Etude : les partages Google+ ne causeraient pas une hausse dans les SERPS

 

Les partages Google+ ne causeraient pas une hausse dans les SERPSHier matin, la société Stone Temple Consulting d’Eric Enge a publié une étude selon laquelle les +1 de Google+ n’engendreraient pas un meilleur classement sur les moteurs de recherche. Dans cette étude baptisée « Direct Measurement of Google Plus Impact on Search Rankings« , Eric Enge se base sur la causalité et non sur la corrélation, différence qu’avait très justement expliqué Olivier Andrieu dans un article sur Abondance.

Cette étude sur la causalité se différencie donc de nombreuses autres études qui avaient été réalisées par le passé et qui avaient été abondamment partagées sur les réseaux sociaux, comme cette étude de SearchMetrics par exemple.

D’après cette étude de StoneTemple (et comme Matt Cutts l’a signalé il y a un mois dans une vidéo) « Google Plus Shares did not drive any material rankings that we could detect ». Traduction : l’étude n’a pas pu démontrer que les partages de Google+ faisaient varier les classements des résultats de recherche.

Découverte, indexation, rankings

Si cette étude démontre qu’il n’y a pas de liens de causalité entre les partages de Google+ et le ranking d’une page dans les SERPS, Eric Enge admet que ces partages peuvent amener les internautes à découvrir des contenus et que des liens sur Google+ peuvent amener des pages à s’indexer plus rapidement. Cependant, sur les six articles testés par StoneTemple, ils ont tous été indexés dans Google 10 jours plus tard.

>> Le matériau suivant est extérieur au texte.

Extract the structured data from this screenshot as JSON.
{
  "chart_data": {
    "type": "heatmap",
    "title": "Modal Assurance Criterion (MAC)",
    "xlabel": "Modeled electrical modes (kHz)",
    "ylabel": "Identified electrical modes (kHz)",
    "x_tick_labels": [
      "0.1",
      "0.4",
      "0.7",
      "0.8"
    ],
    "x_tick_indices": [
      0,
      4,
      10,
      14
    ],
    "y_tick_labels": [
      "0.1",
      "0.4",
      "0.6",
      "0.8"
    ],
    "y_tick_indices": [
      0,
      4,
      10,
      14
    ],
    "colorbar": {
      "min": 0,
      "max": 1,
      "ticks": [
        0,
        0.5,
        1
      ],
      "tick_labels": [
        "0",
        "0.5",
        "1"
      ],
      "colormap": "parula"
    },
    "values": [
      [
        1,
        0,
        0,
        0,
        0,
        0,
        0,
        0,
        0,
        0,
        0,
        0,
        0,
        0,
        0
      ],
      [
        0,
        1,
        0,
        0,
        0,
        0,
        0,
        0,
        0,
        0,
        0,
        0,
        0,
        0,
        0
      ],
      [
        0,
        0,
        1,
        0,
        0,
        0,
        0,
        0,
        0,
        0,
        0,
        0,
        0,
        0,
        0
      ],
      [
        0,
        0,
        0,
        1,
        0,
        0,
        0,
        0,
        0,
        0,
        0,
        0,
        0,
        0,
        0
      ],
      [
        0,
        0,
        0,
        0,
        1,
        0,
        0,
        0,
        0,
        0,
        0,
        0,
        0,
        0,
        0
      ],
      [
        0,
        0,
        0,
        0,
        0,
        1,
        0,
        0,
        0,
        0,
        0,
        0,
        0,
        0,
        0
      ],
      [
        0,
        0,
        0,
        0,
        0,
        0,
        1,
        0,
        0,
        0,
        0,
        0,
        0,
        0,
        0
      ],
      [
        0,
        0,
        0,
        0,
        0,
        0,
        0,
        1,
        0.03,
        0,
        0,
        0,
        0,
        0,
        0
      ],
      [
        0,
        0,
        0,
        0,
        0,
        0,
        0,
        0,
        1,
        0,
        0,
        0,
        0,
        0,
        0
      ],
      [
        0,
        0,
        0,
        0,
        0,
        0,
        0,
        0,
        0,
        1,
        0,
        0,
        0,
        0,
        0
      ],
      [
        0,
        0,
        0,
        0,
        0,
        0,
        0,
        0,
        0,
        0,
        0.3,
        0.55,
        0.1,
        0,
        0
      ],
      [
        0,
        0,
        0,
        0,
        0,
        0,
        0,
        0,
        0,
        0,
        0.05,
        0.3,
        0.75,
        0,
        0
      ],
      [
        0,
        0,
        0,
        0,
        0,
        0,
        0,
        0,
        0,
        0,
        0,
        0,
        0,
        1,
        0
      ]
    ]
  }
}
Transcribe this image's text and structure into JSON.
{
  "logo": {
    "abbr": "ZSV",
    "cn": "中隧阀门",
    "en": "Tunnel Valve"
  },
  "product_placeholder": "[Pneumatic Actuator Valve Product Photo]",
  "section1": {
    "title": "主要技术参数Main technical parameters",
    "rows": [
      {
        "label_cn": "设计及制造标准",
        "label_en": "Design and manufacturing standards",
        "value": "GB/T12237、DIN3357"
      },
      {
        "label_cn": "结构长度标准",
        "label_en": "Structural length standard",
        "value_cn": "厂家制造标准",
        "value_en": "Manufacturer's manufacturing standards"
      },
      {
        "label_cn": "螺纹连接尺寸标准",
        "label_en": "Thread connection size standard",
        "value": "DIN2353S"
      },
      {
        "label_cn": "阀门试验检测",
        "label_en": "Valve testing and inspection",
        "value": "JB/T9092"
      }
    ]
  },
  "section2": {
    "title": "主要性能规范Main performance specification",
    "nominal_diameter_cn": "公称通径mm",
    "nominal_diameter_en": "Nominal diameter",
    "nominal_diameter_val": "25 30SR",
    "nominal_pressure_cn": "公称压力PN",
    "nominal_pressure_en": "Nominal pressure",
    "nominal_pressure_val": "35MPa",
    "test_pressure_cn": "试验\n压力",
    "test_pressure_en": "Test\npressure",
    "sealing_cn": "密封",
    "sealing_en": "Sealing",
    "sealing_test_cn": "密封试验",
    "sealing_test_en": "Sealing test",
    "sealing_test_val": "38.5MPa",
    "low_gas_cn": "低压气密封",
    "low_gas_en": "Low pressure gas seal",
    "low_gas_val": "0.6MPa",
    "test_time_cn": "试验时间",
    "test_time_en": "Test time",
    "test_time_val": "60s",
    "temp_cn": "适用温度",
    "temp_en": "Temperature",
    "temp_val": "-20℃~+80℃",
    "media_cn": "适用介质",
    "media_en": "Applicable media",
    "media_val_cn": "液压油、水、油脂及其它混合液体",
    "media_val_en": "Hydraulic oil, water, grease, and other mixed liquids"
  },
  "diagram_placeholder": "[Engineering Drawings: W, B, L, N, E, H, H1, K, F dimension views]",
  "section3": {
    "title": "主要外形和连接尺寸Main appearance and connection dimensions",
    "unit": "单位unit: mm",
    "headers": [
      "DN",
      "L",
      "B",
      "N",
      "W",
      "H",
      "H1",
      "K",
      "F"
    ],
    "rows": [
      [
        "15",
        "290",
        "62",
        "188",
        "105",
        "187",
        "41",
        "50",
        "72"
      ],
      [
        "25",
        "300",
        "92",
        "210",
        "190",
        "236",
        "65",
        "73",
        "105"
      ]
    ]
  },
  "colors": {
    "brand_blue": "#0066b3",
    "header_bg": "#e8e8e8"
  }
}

Etude : les partages Google+ ne causeraient pas une hausse dans les SERPS

On peut d’ores-et-déjà se douter que cette étude va ouvrir le débat car bons nombres de spécialistes estiment que ces partages ont une influence sur les résultats de recherche. Et vous, qu’en pensez-vous ?

3 Comments

  • Loiseau2nuit @ blog Seo 2 nuit Répondre

    Hmmm… pour ma part, j’en pense que l’impact n’est peut être pas aussi direct que ne veulent bien le croire certains SEO effectivement, néanmoins, dans une logique d’author rank et vu la comm faite à ce sujet, si à défaut d’améliorer le ranking d’une page, un nombre conséquent de partages ne maintient pas la pérennité des positions obtenues, franchement je veux bien être bonne soeur :-/

    Par ailleurs, je reste également assez convaincu qu’un relai+partage sur G+ joue activement le rôle que l’on attendait des ping et des digglike à une époque. Pas sur le ranking mais sur la rapidité à indexer la page.

    Google a annoncé récemment être capable d’indexer des url non linkées, pour peu qu’elles soient simplement écrites noir sur blanc (ex: tartempion.com tel quel sans lien, leur suffit désormais à prendre connaissance et indexer l’url, sans néanmoins lui transmettre de jus (normal !)) donc il serait vraiment surprenant qu’ils ne prennent pas en compte d’une manière ou d’une autre celles qu’on leur envois via G+.

    My 2 cents …

  • Ben Répondre

    Quelques semaines après la publication des résultats de l’étude sur les facteurs de ranking aux US et en France, voilà que le « pouvoir » des +1 est contredit. Alors, qui croire au final ? Difficile dans ce contexte de définir précisément comment utiliser Google Plus (et plus globalement les autres réseaux sociaux) pour servir les intérêts du SEO. Une problématique récurrente que j’ai moi-même décidé de traiter sur Polynet :

  • Agence Evenementiel Paris Nice Répondre

    Si les partages en tant que tels n’influent pas sur les serps (mais il faudrait un magicien bavard pour le vérifier), par contre tout ce qui est induit par ces partages est sans doute logiquement et indirectement générateur de rank: par exemple de part le boost dans la rapidité d’indexage de la page conjugué aux clics sur l’ancre de la page dans le post partagé.